Government welfare and subsistence services are limited to the injured from the military, and of course not to all of them, as even in the file of the military, these young Syrians are not treated in the same way, and those who belong to the Ministry of Defense are different from those who belong to the Ministry of Interior, and from the hundreds of thousands who fought with the military forces formed when the crisis started called the "national defense". Practically, the injured that belong to the regular military forces in the Syrian army receive free medical services and medicines through military hospitals, with indications of the declining levels of these services, such as reducing the number of hours for physiotherapy and reducing the compensations of families. Other military forces were included in the compensation and pension system only through a series of resolutions during the past two years, whose executive instructions have been issued last year. Until now, their data is being compiled and their medical files are being re-examined by presenting them to the committees, to re-evaluate the level of their injuries and allocate pensions to them.

According to the platforms concerned with this matter, the Ministry of Defense, for example, has drawn up a list of those included so far according to Law 26 of 2019 which is called, multiple injuries for the injured demobilized military for whom pensions and injury compensation are issued, and the lists included 500 names only. While other lists that belong to “Jarih al-Watan” [meaning: “The Wounded of The Motherland”] project included 2151 names from the People’s Defense Forces, and these are only part of those who registered their names and of the injured with a disability rate between 40 – 65%, while 630 registered names from these forces preceded them and joined the project, which has become the main gateway to supporting the injured military. Total figures are not announced, total expenditure and allocations are not announced, while much of the announcement is focused on meetings, receptions and honors.

Finally, the injured of total disability from the military in Syria now receive a compensation pension of about 120 thousand Syrian pounds per month. While the injured with an injury rate between 40 – 65% now receive a compensation of 80 thousand Syrian pounds per month. In return for this compensation, it should be recalled that the cost of the necessary food for one person in Syria has become 133 thousand Syrian pounds per month, and after the inflation, a young man with a total disability in Syrian battles is unable to cover his food expenses.

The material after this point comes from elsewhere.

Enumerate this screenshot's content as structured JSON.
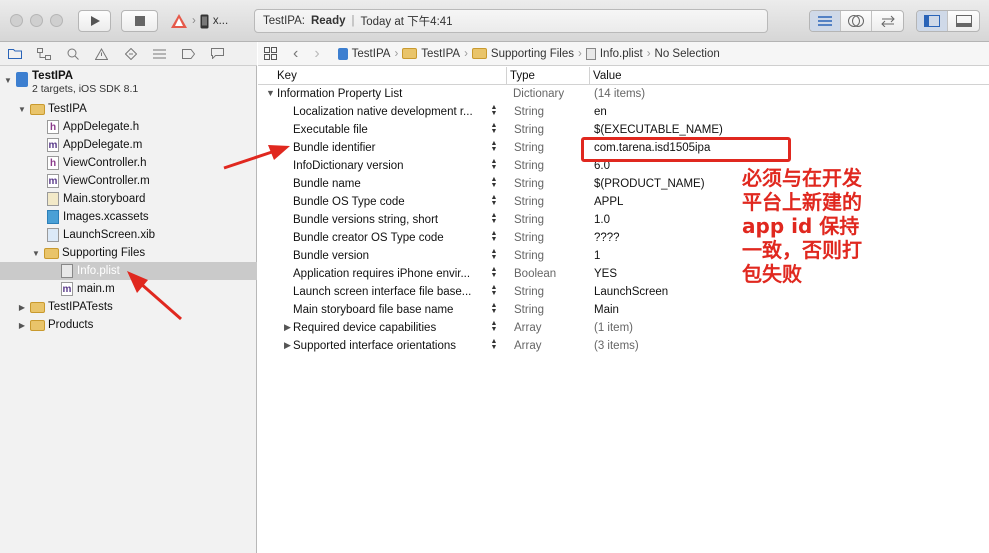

The file of the injured in Syria is a wide file, and it could be one of the most comprehensive files whose damages have affected all the Syrian society. Despite their differences, they share the great suffering caused by the injury and unemployment of one member of the family in these difficult circumstances, especially if he/she was young and in the prime of life. More than 3 million, half of them with a permanent disability will need comprehensive and wide social relief programs to which financial resources and human forces are allocated at a later stage. Today, these people are living in a state of waiting that is harsher than what we all are living, while incomplete and unreliable publicity projects are taking place on the ground, which are so far devoting their efforts to part of the injured, limited to the military, covering a small number of these disabled young people, and providing them with sums that cannot cover the food needs of one person in Syria, while the needs of a partially or completely disabled person far exceed the needs of food!